Fai uno sforzo di immaginazione, di quelli che uno preferirebbe non fare: se fossi un performer drag con intenti malevoli nei confronti di bambini in età scolare, cosa faresti per attirarli? Ah, come dici? Inviteresti i loro genitori a portarli in una biblioteca pubblica, dove gli leggerai dei libri illustrati? Ecco, ci siamo capiti: loro saranno pure esageratamente truccati, ma i pagliacci veri sono i loro detrattori.

Posso anche comprendere, in parte, quei genitori che non vogliono esporre i loro figli a iniziative di questo genere. Il fatto è che qui nessuno sta imponendo niente a nessuno, mi pare: se vuoi portare il piccolo John Maria a sentire le storie lette dal signore con la parrucca colorata nella library comunale, bene; altrimenti puoi comodamente tenerlo a casa, in modo che continui a sparare col mitra sui passanti giocando a GTA V. Where is the problem?

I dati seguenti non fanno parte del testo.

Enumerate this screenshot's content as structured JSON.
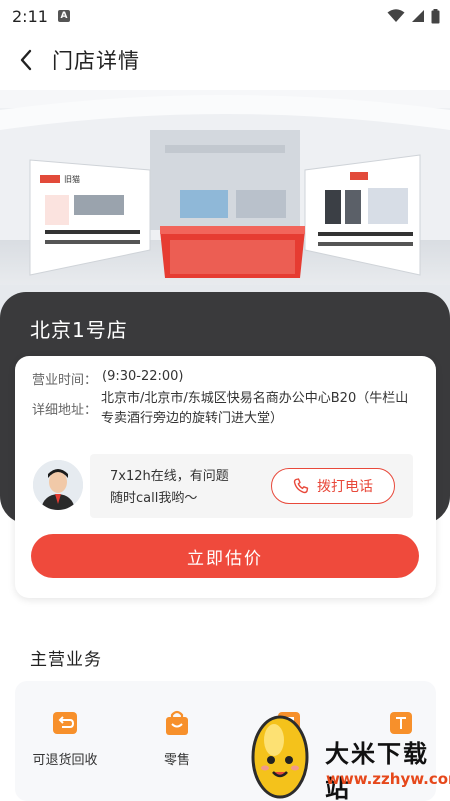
{
  "status_bar": {
    "time": "2:11",
    "notification_badge": "A"
  },
  "nav": {
    "title": "门店详情"
  },
  "hero": {
    "brand_mark": "旧猫"
  },
  "store": {
    "name": "北京1号店",
    "hours_label": "营业时间：",
    "hours_value": "(9:30-22:00)",
    "address_label": "详细地址：",
    "address_value": "北京市/北京市/东城区快易名商办公中心B20（牛栏山专卖酒行旁边的旋转门进大堂）"
  },
  "contact": {
    "line1": "7x12h在线，有问题",
    "line2": "随时call我哟～",
    "call_label": "拨打电话"
  },
  "actions": {
    "estimate_label": "立即估价"
  },
  "business": {
    "title": "主营业务",
    "items": [
      {
        "label": "可退货回收",
        "icon": "return-icon"
      },
      {
        "label": "零售",
        "icon": "shopping-bag-icon"
      },
      {
        "label": "",
        "icon": "trade-icon"
      },
      {
        "label": "",
        "icon": "price-icon"
      }
    ]
  },
  "watermark": {
    "name": "大米下载站",
    "url": "www.zzhyw.com"
  },
  "colors": {
    "accent": "#ef4a3c",
    "icon_orange": "#f7902b",
    "dark_panel": "#3a3a3c"
  }
}
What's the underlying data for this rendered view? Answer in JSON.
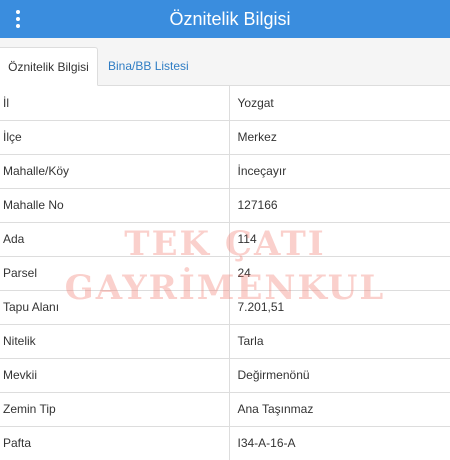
{
  "header": {
    "title": "Öznitelik Bilgisi",
    "menu_icon": "more-vertical-icon"
  },
  "tabs": [
    {
      "label": "Öznitelik Bilgisi",
      "active": true
    },
    {
      "label": "Bina/BB Listesi",
      "active": false
    }
  ],
  "attributes": [
    {
      "key": "İl",
      "value": "Yozgat"
    },
    {
      "key": "İlçe",
      "value": "Merkez"
    },
    {
      "key": "Mahalle/Köy",
      "value": "İnceçayır"
    },
    {
      "key": "Mahalle No",
      "value": "127166"
    },
    {
      "key": "Ada",
      "value": "114"
    },
    {
      "key": "Parsel",
      "value": "24"
    },
    {
      "key": "Tapu Alanı",
      "value": "7.201,51"
    },
    {
      "key": "Nitelik",
      "value": "Tarla"
    },
    {
      "key": "Mevkii",
      "value": "Değirmenönü"
    },
    {
      "key": "Zemin Tip",
      "value": "Ana Taşınmaz"
    },
    {
      "key": "Pafta",
      "value": "I34-A-16-A"
    }
  ],
  "watermark": {
    "line1": "TEK ÇATI",
    "line2": "GAYRİMENKUL"
  },
  "colors": {
    "header_bg": "#3a8dde",
    "tab_link": "#2f7dc4",
    "watermark": "#f0786e"
  }
}
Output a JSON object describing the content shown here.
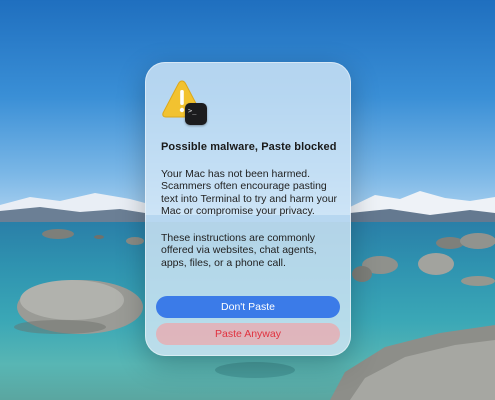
{
  "dialog": {
    "title": "Possible malware, Paste blocked",
    "paragraph1": "Your Mac has not been harmed. Scammers often encourage pasting text into Terminal to try and harm your Mac or compromise your privacy.",
    "paragraph2": "These instructions are commonly offered via websites, chat agents, apps, files, or a phone call.",
    "primary_button": "Don't Paste",
    "secondary_button": "Paste Anyway",
    "badge_icon_glyph": ">_",
    "icons": [
      "warning-triangle-icon",
      "terminal-icon"
    ],
    "colors": {
      "primary_button_bg": "#3b7be8",
      "secondary_button_text": "#e0323f",
      "warning_yellow": "#f2c230"
    }
  }
}
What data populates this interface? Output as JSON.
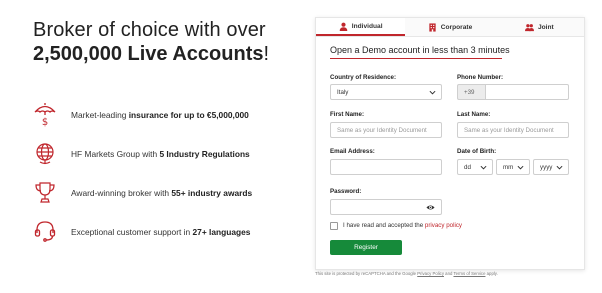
{
  "headline": {
    "line1": "Broker of choice with over",
    "line2_bold": "2,500,000 Live Accounts",
    "line2_suffix": "!"
  },
  "features": [
    {
      "icon": "umbrella-dollar-icon",
      "pre": "Market-leading ",
      "bold": "insurance for up to €5,000,000",
      "post": ""
    },
    {
      "icon": "globe-icon",
      "pre": "HF Markets Group with ",
      "bold": "5 Industry Regulations",
      "post": ""
    },
    {
      "icon": "trophy-icon",
      "pre": "Award-winning broker with ",
      "bold": "55+ industry awards",
      "post": ""
    },
    {
      "icon": "headset-icon",
      "pre": "Exceptional customer support in ",
      "bold": "27+ languages",
      "post": ""
    }
  ],
  "tabs": [
    {
      "label": "Individual",
      "icon": "person-icon",
      "active": true
    },
    {
      "label": "Corporate",
      "icon": "building-icon",
      "active": false
    },
    {
      "label": "Joint",
      "icon": "people-icon",
      "active": false
    }
  ],
  "form": {
    "title": "Open a Demo account in less than 3 minutes",
    "country_label": "Country of Residence:",
    "country_value": "Italy",
    "phone_label": "Phone Number:",
    "phone_prefix": "+39",
    "phone_value": "",
    "first_name_label": "First Name:",
    "first_name_placeholder": "Same as your Identity Document",
    "last_name_label": "Last Name:",
    "last_name_placeholder": "Same as your Identity Document",
    "email_label": "Email Address:",
    "email_value": "",
    "dob_label": "Date of Birth:",
    "dob_day": "dd",
    "dob_month": "mm",
    "dob_year": "yyyy",
    "password_label": "Password:",
    "password_value": "",
    "agree_text": "I have read and accepted the ",
    "agree_link": "privacy policy",
    "register_label": "Register"
  },
  "recaptcha": {
    "pre": "This site is protected by reCAPTCHA and the Google ",
    "privacy": "Privacy Policy",
    "mid": " and ",
    "terms": "Terms of Service",
    "post": " apply."
  },
  "colors": {
    "accent": "#c0262c",
    "button": "#168a3a"
  }
}
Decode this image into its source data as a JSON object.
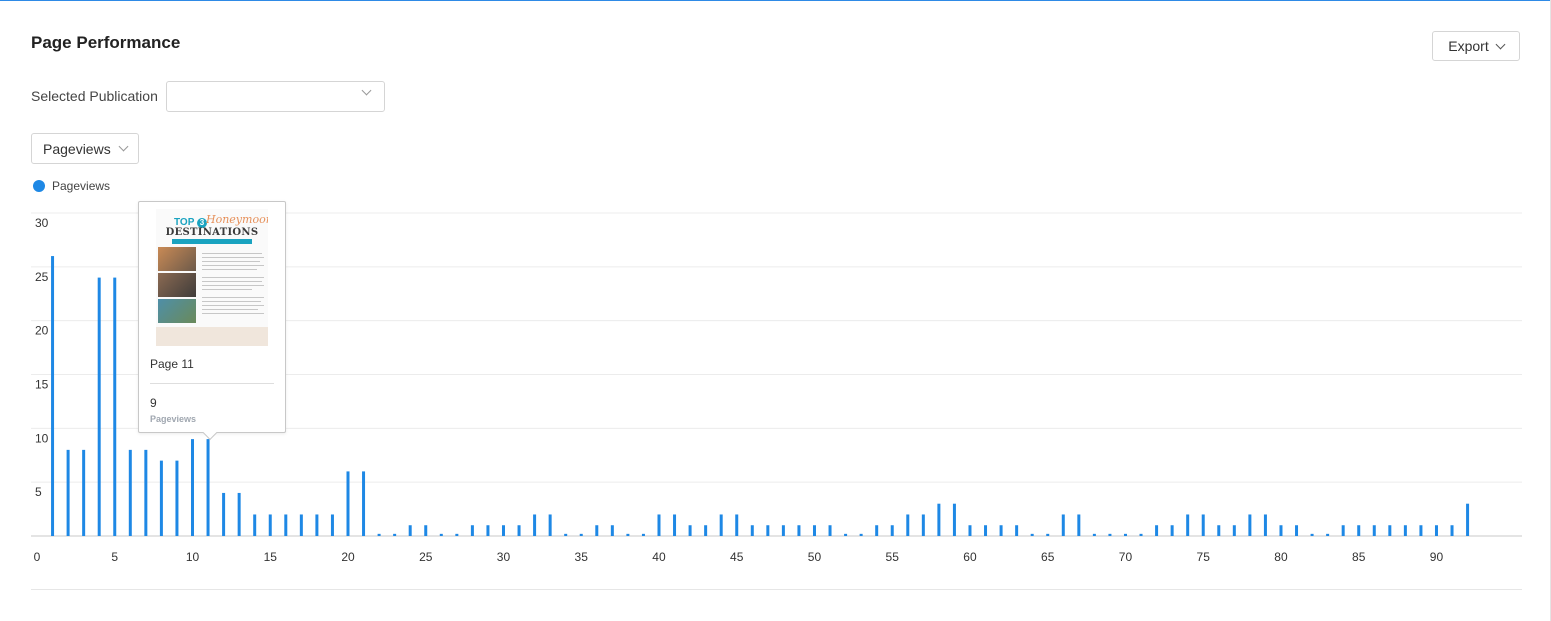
{
  "header": {
    "title": "Page Performance",
    "export_label": "Export"
  },
  "filters": {
    "publication_label": "Selected Publication",
    "publication_value": "",
    "metric_value": "Pageviews"
  },
  "legend": {
    "label": "Pageviews",
    "color": "#1e88e5"
  },
  "tooltip": {
    "thumbnail": {
      "top_text": "TOP",
      "top_number": "3",
      "script_text": "Honeymoon",
      "headline": "DESTINATIONS"
    },
    "page_label": "Page 11",
    "value": "9",
    "metric": "Pageviews"
  },
  "chart_data": {
    "type": "bar",
    "series": [
      {
        "name": "Pageviews",
        "color": "#1e88e5",
        "x": [
          1,
          2,
          3,
          4,
          5,
          6,
          7,
          8,
          9,
          10,
          11,
          12,
          13,
          14,
          15,
          16,
          17,
          18,
          19,
          20,
          21,
          22,
          23,
          24,
          25,
          26,
          27,
          28,
          29,
          30,
          31,
          32,
          33,
          34,
          35,
          36,
          37,
          38,
          39,
          40,
          41,
          42,
          43,
          44,
          45,
          46,
          47,
          48,
          49,
          50,
          51,
          52,
          53,
          54,
          55,
          56,
          57,
          58,
          59,
          60,
          61,
          62,
          63,
          64,
          65,
          66,
          67,
          68,
          69,
          70,
          71,
          72,
          73,
          74,
          75,
          76,
          77,
          78,
          79,
          80,
          81,
          82,
          83,
          84,
          85,
          86,
          87,
          88,
          89,
          90,
          91,
          92
        ],
        "values": [
          26,
          8,
          8,
          24,
          24,
          8,
          8,
          7,
          7,
          9,
          9,
          4,
          4,
          2,
          2,
          2,
          2,
          2,
          2,
          6,
          6,
          0.2,
          0.2,
          1,
          1,
          0.2,
          0.2,
          1,
          1,
          1,
          1,
          2,
          2,
          0.2,
          0.2,
          1,
          1,
          0.2,
          0.2,
          2,
          2,
          1,
          1,
          2,
          2,
          1,
          1,
          1,
          1,
          1,
          1,
          0.2,
          0.2,
          1,
          1,
          2,
          2,
          3,
          3,
          1,
          1,
          1,
          1,
          0.2,
          0.2,
          2,
          2,
          0.2,
          0.2,
          0.2,
          0.2,
          1,
          1,
          2,
          2,
          1,
          1,
          2,
          2,
          1,
          1,
          0.2,
          0.2,
          1,
          1,
          1,
          1,
          1,
          1,
          1,
          1,
          3
        ]
      }
    ],
    "xlim": [
      0,
      95.5
    ],
    "ylim": [
      0,
      30
    ],
    "x_ticks": [
      0,
      5,
      10,
      15,
      20,
      25,
      30,
      35,
      40,
      45,
      50,
      55,
      60,
      65,
      70,
      75,
      80,
      85,
      90
    ],
    "y_ticks": [
      5,
      10,
      15,
      20,
      25,
      30
    ],
    "grid": true,
    "legend_position": "top-left"
  }
}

Da Bibbiano in avanti, la grancassa della destra di ogni latitudine continua imperterrita a suonare lo stancante motivetto della sinistra che allunga le mani sui bambini. Un motivetto destinato a ulteriore popolarità nell’epoca delle culture wars, purtroppo. Non resta che prenderla con filosofia: come ha detto una volta RuPaul, noto fuorilegge del Tennessee, «la chiave per navigare questa vita è non prenderla troppo seriamente».

Altre news dal fronte

  • Siccome qui cerchiamo di accontentare anche i palati più esigenti, ecco una bella disamina di come le dannate culture wars si sono impadronite anche del tira e molla interreligioso che perseguita due tra i monumenti più belli del mondo, la moschea-cattedrale di Cordoba, in Spagna, e la basilica di Santa Sofia a Istanbul;
  • La causa di Stephen Elliott, fondatore del sito letterario The Rumpus, nei confronti di Moira Donegan è finita con un risarcimento a favore di Elliott. Donegan nel 2017, in pieno #MeToo, era stata la creatrice della Shitty Media Men List, un documento online che ospitava segnalazioni anonime di molestie e comportamenti inappropriati da parte di uomini dell’editoria americana. Quando il documento è diventato pubblico, Elliott ha definito le accuse «completamente false» e ha denunciato Donegan – la quale oggi è una columnist del Guardian sui temi di cui parliamo da queste parti – per diffamazione; un altro degli uomini finiti nella lista pur essendosi dichiarati innocenti, il freelance Mike Tunison, ha raccontato com’è cambiata la sua vita dopo le accuse;
  • Non so se conta come link bellico-culturale, ma in ogni caso chissenefrega: un articolo straordinario del sociologo premio Pulitzer Matthew Desmond sul perché la povertà persiste in America (in buona sostanza, non è tanto questione di un welfare stitico, quanto di meccanismi di sfruttamento dei meno abbienti e di mancanza di diritti sul lavoro).